Tua Tagovailoa played one quarter of a final preseason game last Saturday and finished with a perfect passer rating of 158.3, 121 yards, and a touchdown. One of those plays was a 51-yard completion to Tyreek Hill. However, once again, he was scrutinized for the throw on both social media and in the national media. Instead of him being praised by everyone that he contributed with Tyreek Hill to an explosive play that moved the chains over half the football field, some people complained that he didn’t throw the ball far enough to score a touchdown on that play, which he eventually did score on the drive.
Certainly, Tagovailoa is his own worst critic as he even said that Hill could’ve scored if he threw it better. But the point is people criticizing that throw have forgotten that the scoreboard doesn’t care how the ball gets to the end zone, whether it’s one play or four plays, as long as it gets there. The football mentality has become so ridiculous that the thought process is that touchdowns should come on one-play drives. People have become so enamored with the details of fantasy gaming that every single play in NFL games is being micro-analyzed now. As a result, the basic concept of just winning real football games is overlooked.
It appears we are living in an era where if the ball has moved to the endzone, regardless of if it’s by way of a few short passes, a pick-six or several run plays, if the quarterback has a great short-yardage goal-line touchdown pass, it’s not good enough.
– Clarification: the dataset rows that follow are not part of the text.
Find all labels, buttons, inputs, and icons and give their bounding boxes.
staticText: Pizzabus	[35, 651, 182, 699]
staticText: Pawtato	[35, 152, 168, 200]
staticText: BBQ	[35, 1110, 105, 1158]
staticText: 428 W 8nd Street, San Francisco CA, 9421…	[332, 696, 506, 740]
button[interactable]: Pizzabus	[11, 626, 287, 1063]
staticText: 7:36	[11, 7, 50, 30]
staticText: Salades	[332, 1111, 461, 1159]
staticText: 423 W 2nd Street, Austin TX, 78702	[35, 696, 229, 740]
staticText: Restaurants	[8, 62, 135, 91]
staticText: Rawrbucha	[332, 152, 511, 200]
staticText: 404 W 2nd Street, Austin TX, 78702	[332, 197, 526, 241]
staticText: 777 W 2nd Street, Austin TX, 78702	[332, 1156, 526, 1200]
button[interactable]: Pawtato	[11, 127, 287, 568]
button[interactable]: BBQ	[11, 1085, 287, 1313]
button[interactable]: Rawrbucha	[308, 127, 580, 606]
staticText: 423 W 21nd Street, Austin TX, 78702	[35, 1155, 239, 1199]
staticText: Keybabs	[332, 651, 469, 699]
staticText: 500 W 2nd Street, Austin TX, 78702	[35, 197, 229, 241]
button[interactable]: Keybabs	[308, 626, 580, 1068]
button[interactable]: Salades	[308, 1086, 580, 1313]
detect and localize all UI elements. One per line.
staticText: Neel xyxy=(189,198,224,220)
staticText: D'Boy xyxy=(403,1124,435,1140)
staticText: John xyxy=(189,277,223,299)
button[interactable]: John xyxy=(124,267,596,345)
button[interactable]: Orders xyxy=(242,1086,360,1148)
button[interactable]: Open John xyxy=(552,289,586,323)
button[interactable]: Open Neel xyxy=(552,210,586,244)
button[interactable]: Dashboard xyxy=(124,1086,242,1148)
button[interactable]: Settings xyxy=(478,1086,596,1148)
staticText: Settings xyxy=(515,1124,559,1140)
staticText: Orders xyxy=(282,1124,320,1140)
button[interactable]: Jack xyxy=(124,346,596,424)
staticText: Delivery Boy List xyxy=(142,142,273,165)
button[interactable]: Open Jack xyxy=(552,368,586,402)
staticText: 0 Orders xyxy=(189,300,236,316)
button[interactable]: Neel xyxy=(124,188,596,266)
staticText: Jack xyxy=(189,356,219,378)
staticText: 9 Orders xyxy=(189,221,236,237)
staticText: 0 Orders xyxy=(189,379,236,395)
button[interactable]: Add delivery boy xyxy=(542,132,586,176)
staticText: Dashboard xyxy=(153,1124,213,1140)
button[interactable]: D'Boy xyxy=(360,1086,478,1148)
Now, people are under the assumption that stats score points and unless the quarterback had 50-75 passing yards on that drive, the short yardage has no significant meaning to them, nor will any short yardage play score.
And that is where reality and fantasy are becoming confused today. The reality is that if a touchdown is scored on a drive, whether on a short-yardage goal-line pass, or from a long 70-yard touchdown pass, neither scores more points than the other. Both plays score the same six points.
But yet there are some talking heads in the national media and fans getting on social media criticizing plays, with their approach as if the plays on the field must be done a certain way or those six points won’t count. And that approach only makes the person pushing that agenda look foolish. Because in the end, Vince Lombardi never knew what fantasy football, or a Madden video game were. As Lombardi taught his team when he said they needed to get back to the basic fundamentals of the game, so does the modern fan.
Lombardi held up a football and said, “Gentlemen this is a football.” He proceeded to teach the fundamentals of the game. The foolish micro-analyzing of explosive plays needs to stop when passes are completed. If a pass is caught with it being underthrown or overthrown, a completed pass moves chains. Fantasy football and Madden are fun. There’s nothing wrong with playing the game. But those that confuse the fantasy of those games with the reality of real ones need to come out of their fantasy bubble and learn the fundamentals of the game. By doing so, they will learn that football is truly a game of inches, and that truly does make the champion, rather than great yardage.